To: The Wellesley Community
From: President Paula A. Johnson
Re: Celebrating 50 Years of Ethos
Date: April 6, 2018

It is with great pride that we celebrate the 50th anniversary of the founding of the student group Ethos this weekend. We welcome back to campus the group’s founding members and Ethos alumnae from the last five decades.

This is a milestone of profound significance for the Wellesley community—an opportunity to acknowledge the hard work, persistence, and resolve of our black students and alumnae who have built community and advanced diversity, inclusion, and equity on campus. It is a time to celebrate, reflect, and recommit to these values, which have anchored Ethos throughout the years and that have in turn shaped us all. I hope you will attend the weekend’s keynote lecture, open to all, given by Chirlane McCray ’76, first lady of New York City, on Sunday, April 8, at 10:45 a.m. in Tishman Commons.

Ethos began as the idea of five Wellesley students in the winter of 1966 and was founded two years later in 1968, during an era of great social unrest. Without a model or a mentor, and with only a handful of members, Ethos formed its own framework and set of values: diversity, multiculturalism, and inclusion.

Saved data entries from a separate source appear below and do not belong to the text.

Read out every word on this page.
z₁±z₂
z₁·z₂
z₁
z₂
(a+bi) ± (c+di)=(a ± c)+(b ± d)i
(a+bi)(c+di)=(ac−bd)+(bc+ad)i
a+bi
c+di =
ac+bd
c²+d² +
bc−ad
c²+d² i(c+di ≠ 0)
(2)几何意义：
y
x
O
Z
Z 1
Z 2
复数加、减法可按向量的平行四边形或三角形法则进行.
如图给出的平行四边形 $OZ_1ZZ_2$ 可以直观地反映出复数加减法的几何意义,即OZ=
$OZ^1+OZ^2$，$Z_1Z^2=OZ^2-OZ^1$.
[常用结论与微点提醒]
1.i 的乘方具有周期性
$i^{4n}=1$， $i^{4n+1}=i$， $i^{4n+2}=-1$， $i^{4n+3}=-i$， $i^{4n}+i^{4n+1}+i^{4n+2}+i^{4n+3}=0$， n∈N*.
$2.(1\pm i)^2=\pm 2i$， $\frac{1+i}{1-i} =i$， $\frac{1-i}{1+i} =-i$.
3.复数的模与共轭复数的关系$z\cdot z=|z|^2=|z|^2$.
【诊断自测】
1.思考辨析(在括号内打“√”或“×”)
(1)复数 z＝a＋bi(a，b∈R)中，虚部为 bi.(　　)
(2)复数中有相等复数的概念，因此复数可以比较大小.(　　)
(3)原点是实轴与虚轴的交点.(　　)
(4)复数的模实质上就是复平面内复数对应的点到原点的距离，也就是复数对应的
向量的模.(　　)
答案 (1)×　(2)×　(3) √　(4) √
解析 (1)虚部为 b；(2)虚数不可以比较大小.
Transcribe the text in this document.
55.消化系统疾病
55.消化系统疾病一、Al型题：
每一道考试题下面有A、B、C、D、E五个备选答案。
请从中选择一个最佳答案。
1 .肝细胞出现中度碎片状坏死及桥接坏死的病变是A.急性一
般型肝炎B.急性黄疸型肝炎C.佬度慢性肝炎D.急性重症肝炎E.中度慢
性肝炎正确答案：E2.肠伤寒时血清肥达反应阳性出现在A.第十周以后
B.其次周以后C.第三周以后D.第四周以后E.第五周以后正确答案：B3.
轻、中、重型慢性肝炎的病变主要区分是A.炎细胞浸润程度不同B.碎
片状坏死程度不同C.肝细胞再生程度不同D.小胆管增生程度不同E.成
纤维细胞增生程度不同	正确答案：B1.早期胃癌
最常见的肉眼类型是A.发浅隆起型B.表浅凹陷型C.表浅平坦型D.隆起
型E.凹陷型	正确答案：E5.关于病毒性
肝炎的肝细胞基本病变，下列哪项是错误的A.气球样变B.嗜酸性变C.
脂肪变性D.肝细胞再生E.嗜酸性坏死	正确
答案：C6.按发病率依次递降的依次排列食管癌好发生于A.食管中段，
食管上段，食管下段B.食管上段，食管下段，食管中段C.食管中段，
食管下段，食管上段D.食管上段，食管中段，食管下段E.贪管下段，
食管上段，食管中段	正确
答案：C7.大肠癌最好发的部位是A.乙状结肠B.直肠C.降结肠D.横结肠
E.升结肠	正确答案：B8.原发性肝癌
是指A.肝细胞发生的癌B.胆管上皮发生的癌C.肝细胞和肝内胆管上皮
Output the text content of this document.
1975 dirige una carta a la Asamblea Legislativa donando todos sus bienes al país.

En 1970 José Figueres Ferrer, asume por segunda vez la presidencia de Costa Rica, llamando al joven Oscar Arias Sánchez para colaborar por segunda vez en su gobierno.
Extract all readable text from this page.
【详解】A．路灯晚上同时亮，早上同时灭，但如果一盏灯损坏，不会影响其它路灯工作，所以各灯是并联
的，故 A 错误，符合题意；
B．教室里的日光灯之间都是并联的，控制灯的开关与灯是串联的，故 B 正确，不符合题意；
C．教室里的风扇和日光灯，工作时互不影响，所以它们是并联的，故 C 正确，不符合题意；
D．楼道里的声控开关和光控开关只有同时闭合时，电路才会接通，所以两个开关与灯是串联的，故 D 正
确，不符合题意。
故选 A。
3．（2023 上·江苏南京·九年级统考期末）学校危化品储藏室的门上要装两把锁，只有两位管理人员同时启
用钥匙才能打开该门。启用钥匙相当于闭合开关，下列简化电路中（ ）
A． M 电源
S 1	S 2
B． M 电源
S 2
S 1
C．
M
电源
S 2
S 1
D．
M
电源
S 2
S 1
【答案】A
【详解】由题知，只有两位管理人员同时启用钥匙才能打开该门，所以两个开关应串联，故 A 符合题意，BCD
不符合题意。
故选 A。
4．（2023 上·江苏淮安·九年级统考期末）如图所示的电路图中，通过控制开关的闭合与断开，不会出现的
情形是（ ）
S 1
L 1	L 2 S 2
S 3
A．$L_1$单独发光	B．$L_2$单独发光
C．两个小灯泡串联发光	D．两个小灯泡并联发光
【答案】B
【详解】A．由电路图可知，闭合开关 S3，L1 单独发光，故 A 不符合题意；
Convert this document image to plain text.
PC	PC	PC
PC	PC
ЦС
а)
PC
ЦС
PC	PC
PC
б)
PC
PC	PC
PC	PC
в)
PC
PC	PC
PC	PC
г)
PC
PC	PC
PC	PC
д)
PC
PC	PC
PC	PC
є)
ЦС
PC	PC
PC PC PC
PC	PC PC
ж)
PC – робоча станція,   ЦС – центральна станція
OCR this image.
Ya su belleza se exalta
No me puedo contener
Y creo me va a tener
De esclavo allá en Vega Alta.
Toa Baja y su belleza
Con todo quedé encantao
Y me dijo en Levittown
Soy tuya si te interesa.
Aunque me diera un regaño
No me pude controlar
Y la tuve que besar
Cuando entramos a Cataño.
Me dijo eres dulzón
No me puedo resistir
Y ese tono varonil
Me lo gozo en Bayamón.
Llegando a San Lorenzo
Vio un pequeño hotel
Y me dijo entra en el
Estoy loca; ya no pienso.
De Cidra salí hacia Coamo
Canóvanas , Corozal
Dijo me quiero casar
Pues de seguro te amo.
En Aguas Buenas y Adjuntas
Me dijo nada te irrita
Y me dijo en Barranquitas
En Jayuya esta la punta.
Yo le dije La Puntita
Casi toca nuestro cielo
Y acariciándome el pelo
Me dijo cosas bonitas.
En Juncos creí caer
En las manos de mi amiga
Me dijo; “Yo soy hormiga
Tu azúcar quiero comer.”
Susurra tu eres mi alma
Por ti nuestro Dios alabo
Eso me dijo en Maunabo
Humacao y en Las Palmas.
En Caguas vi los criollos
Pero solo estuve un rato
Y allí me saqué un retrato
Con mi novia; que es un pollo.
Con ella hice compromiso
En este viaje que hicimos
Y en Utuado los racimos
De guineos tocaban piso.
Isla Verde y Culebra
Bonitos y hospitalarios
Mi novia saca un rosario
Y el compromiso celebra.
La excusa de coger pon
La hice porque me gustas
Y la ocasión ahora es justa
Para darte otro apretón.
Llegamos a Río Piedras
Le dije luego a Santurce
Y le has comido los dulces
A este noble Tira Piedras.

The group sought not simply a change in culture but structural changes to improve the lives of black students and to help the College fulfill its founding value of equity and its mission to provide an education that empowers all women.

Many of the students in Ethos, both today and when it began, have believed in the transformative potential of a Wellesley education, just as they have worked hard to create a more equitable, more diverse campus, where every student has the opportunity to thrive. In this way, they have continued one of our greatest Wellesley traditions: serving as student leaders, organizers, and activists working to make Wellesley better—the best it can be—for those who come after.

I look forward to seeing this tradition continue and grow as we pursue together the work of inclusive excellence—understanding that true excellence requires diversity, inclusion, equity, and intellectual openness at all levels of learning and in all aspects of community.